Era como se o som dos passos, o odor, as vozes transportassem os rostos dos seus donos. Com as mãos, o velho, lia o amarelo da sua bengala, o verde da sua camisa e o vermelho da porta da sua cabana. Pela manhã a sua neta cortava-lhe as unhas enquanto de olhos abertos, mas bem fechados, mirava o escuro do seu interior. O velho Bila sorria sempre que ouvisse ruídos de passos vindo até si. A sua camisa era uma peça que se usava duas vezes: ora era o lado de dentro que ficava de fora, ora era o lado de fora que ficava de dentro, vice-versa.

O velho Bila já não vigiava o mundo, o mundo vigiava a ele. O mundo tinha-lhe como espelho – dizia-me sempre o meu pai. Sentado de olhos tão abertos e fechadíssimos assustava pela sua presença os cães e as galinhas que passavam por ele. Os que não conheciam, o velho, de longe até levantavam a mão para o cumprimentar. Os filhos à hora do almoço lançavam gargalhadas vendo televisão em cores que o velho comprara em tempos. Divertiam-se no interior de casa e por vezes até se esqueciam do velho. Era como um objecto de casa que a sua presença equivalia com a de uma pá ou uma enxada.

“Esquecemos, o pai lá fora” – era sempre normal ouvir isso de madrugada. O velho era depois resgatado pela sua bengala no escuro e puxado para o seu quartinho escuro. Que quarto? O seu quarto era um ensaio a morte. Tinha aspecto de um caixão e tudo cheirava a morte. Entrava de corpo dobrado.
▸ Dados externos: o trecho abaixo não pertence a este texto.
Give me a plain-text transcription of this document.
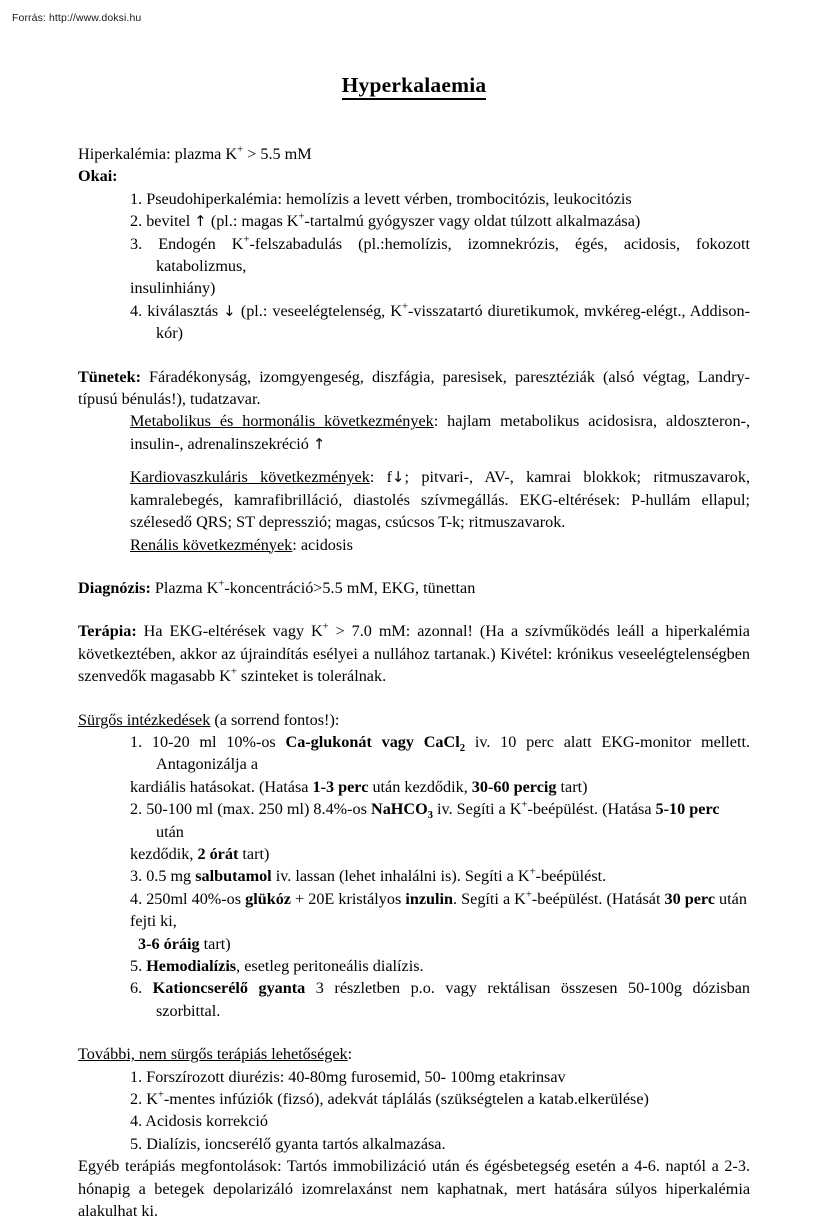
Forrás: http://www.doksi.hu
Hyperkalaemia

Hiperkalémia: plazma K+ > 5.5 mM

Okai:

1. Pseudohiperkalémia: hemolízis a levett vérben, trombocitózis, leukocitózis

2. bevitel ↑ (pl.: magas K+-tartalmú gyógyszer vagy oldat túlzott alkalmazása)

3. Endogén K+-felszabadulás (pl.:hemolízis, izomnekrózis, égés, acidosis, fokozott katabolizmus,

insulinhiány)

4. kiválasztás ↓ (pl.: veseelégtelenség, K+-visszatartó diuretikumok, mvkéreg-elégt., Addison-kór)

Tünetek: Fáradékonyság, izomgyengeség, diszfágia, paresisek, paresztéziák (alsó végtag, Landry-típusú bénulás!), tudatzavar.

Metabolikus és hormonális következmények: hajlam metabolikus acidosisra, aldoszteron-, insulin-, adrenalinszekréció ↑

Kardiovaszkuláris következmények: f↓; pitvari-, AV-, kamrai blokkok; ritmuszavarok, kamralebegés, kamrafibrilláció, diastolés szívmegállás. EKG-eltérések: P-hullám ellapul; szélesedő QRS; ST depresszió; magas, csúcsos T-k; ritmuszavarok.

Renális következmények: acidosis

Diagnózis: Plazma K+-koncentráció>5.5 mM, EKG, tünettan

Terápia: Ha EKG-eltérések vagy K+ > 7.0 mM: azonnal! (Ha a szívműködés leáll a hiperkalémia következtében, akkor az újraindítás esélyei a nullához tartanak.) Kivétel: krónikus veseelégtelenségben szenvedők magasabb K+ szinteket is tolerálnak.

Sürgős intézkedések (a sorrend fontos!):

1. 10-20 ml 10%-os Ca-glukonát vagy CaCl$_2$ iv. 10 perc alatt EKG-monitor mellett. Antagonizálja a

kardiális hatásokat. (Hatása 1-3 perc után kezdődik, 30-60 percig tart)

2. 50-100 ml (max. 250 ml) 8.4%-os NaHCO$_3$ iv. Segíti a K+-beépülést. (Hatása 5-10 perc után

kezdődik, 2 órát tart)

3. 0.5 mg salbutamol iv. lassan (lehet inhalálni is). Segíti a K+-beépülést.

4. 250ml 40%-os glükóz + 20E kristályos inzulin. Segíti a K+-beépülést. (Hatását 30 perc után fejti ki,

3-6 óráig tart)

5. Hemodialízis, esetleg peritoneális dialízis.

6. Kationcserélő gyanta 3 részletben p.o. vagy rektálisan összesen 50-100g dózisban szorbittal.

További, nem sürgős terápiás lehetőségek:

1. Forszírozott diurézis: 40-80mg furosemid, 50- 100mg etakrinsav

2. K+-mentes infúziók (fizsó), adekvát táplálás (szükségtelen a katab.elkerülése)

4. Acidosis korrekció

5. Dialízis, ioncserélő gyanta tartós alkalmazása.

Egyéb terápiás megfontolások: Tartós immobilizáció után és égésbetegség esetén a 4-6. naptól a 2-3. hónapig a betegek depolarizáló izomrelaxánst nem kaphatnak, mert hatására súlyos hiperkalémia alakulhat ki.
Apesar de ter os olhos cegos conseguia pisca-los e contornar as curvas de sujidade…

O velho sentado, com uma mão segurando uma terrina de sonhos, molhava o seu rosto com a chuva dos seus olhos nublados de cegueira. Com a mão esquerda, trémula, desembainhava o seu rapé e cheirava-o com quem bebesse uma taça de oxigénio.

– “Papá quando terminar de comer vai me chamar para trazer água”.

Afastava as moscas do lado que não vinham e ajeitava com dificuldades a blusa feminina que usava. Destilava as horas, mastigava espinhos de pensamentos e por vezes se esquecia dele próprio para não sofrer tanto. Afastava-se dele. Quando se via em sonhos enxergando, medindo com seus próprios olhos a altura do seu corpo, um fogo-fátuo corria-lhe o rosto.

Nas sextas-feiras o velho era aprumado, escovado os dentes, penteado a barba e levado para receber sua cesta básica: um quilograma de arroz, três barras de sabão, um quilograma de sal e duas unidades de leite em pó. O velho sorria. Sorria porque é isso que podia fazer enquanto criatura de pouco interesse na família. O peso da cesta básica era a única coisa que fazia o velho esquecer o peso da carga do mundo que tinha nos olhos.

“Tem açúcar? Hoje deram muito leite?” procurava saber o velho pelos olhos dos netos que lhe acompanhavam.

“O velho Bila não é cego, filho. Ele só não gosta de olhar o mundo com os olhos. Usa o coração” – dizia-me o meu pai.